The platform integrates with the Calico container network interface, MapR’s container storage interface, HPE Nimble Storage, and authentication and access control systems. It also offers a curated application library of roughly 30 stacks, including Cloudera Hadoop, TensorFlow, Cassandra, MongoDB, and Jupiter notebooks.

Most significantly, HPE tackled two issues that had before given credence to VMware’s suggestions that containers run inside virtual machines: the noisy neighbor problem in which different containerized apps compete for a host machine’s resources, and concerns around container security.

VMware uses noisy neighbors and security to promote its upcoming Project Pacific and Tanzu Kubernetes solutions, Phelan said.
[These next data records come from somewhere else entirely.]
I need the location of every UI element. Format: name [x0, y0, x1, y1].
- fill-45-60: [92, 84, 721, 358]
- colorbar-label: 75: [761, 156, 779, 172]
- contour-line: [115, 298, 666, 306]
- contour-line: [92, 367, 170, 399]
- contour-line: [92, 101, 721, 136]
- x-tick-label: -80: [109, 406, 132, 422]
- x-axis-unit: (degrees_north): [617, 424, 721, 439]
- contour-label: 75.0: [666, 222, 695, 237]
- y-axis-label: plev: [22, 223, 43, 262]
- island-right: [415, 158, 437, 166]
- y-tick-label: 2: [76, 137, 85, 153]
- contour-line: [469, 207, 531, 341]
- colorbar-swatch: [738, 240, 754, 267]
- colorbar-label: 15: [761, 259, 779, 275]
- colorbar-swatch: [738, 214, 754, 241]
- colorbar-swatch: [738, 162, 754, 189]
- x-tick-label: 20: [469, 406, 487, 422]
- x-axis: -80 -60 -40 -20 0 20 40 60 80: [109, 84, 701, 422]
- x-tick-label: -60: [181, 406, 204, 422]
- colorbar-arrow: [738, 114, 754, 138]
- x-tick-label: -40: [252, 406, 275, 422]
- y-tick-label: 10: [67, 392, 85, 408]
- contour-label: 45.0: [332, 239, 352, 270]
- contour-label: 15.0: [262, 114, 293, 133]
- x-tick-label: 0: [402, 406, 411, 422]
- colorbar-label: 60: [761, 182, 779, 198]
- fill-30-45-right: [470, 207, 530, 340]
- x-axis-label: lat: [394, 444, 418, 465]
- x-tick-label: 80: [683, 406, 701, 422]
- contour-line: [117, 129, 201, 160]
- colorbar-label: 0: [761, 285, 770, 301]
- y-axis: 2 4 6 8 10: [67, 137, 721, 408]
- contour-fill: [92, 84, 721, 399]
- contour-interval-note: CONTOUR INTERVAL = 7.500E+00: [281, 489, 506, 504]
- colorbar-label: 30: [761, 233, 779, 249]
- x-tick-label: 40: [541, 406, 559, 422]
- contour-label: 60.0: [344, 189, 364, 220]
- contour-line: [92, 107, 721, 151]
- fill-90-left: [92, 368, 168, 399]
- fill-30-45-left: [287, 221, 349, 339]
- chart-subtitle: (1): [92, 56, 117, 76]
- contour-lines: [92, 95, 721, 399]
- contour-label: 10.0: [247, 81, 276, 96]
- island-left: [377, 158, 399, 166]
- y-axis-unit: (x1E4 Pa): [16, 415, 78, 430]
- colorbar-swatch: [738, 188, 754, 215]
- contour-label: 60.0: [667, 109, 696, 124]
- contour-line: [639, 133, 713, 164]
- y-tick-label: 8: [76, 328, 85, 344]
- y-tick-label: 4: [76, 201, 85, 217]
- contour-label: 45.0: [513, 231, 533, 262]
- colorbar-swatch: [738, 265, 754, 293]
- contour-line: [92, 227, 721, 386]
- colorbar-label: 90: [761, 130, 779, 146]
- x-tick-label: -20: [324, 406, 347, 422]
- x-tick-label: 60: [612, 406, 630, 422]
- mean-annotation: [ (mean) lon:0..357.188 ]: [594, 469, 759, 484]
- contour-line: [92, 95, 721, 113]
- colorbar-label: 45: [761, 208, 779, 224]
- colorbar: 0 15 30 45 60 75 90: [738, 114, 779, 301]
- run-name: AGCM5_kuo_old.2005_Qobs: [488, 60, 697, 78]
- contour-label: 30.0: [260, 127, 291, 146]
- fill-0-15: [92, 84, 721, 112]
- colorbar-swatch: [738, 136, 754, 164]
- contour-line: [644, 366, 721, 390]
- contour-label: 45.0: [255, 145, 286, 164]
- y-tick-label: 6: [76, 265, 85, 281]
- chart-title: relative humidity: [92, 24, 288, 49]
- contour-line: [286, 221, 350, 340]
But HPE recommends customers deploy its Kubernetes platform on bare metal to save on licensing costs and resource overhead, he said.

“We think we have addressed both issues,” Phelan told CRN, so customers don’t need to “pay the overhead inside hypervisor virtualization.”

Version 5.0 was first introduced as part of a limited release at the KubeCon conference last November.

Earlier versions of HPE Container Platform used a proprietary container orchestrator created by BlueData. But HPE had been following Kubernetes development and market penetration closely, and by 2018 determined the technology was worthy of the enterprise.

The company watched as two rival orchestrators, Mesos and Docker Swarm, came and went, Phelan said, “but they didn’t have legs.”

It was particularly advances in the Kubernetes API that convinced HPE to embrace the technology, as that interface truly enabled customers to deploy their Kubernetes infrastructure anywhere they wanted.

While the platform’s controller is still proprietary, all code that runs applications is now open source, Phelan said.

HPE is now building out a suite of scanning and monitoring software, “so we can track when a container is malicious and we can isolate that container and take remediation action,” Phelan said.

While HPE is known for its hardware, the container platform is infrastructure agnostic—HPE delivers pre-integrated bundles and reference architectures that can be licensed to run on any competitor’s hardware.

“That being said, we offer additional value when running on top of the HPE gear,” he said, as well as support through HPE Pointnext services.

HPE also plans at some point to introduce the container platform in a consumption model based on its GreenLake Systems.

HPE aims to help its customers “as they look to containerize more of their application estate,” Phelan told CRN. That includes building new cloud-native apps or containerizing their legacy ones to enable new use cases like artificial intelligence and machine learning, analytics, and DevOps functionality.

The channel for HPE Container Platform is still small, but the company is working with a core set of partners as it looks to train new ones and ramp its go-to-market efforts.

Some of those initial channel partners are new to working with HPE, but they have deep container expertise; others have longstanding relationships with the company, but they are just beginning to build container practices.

“We think there’s great opportunity for channel partners to ramp expertise in this area, and we’ll be bringing more channel partners in over time,” Phelan said.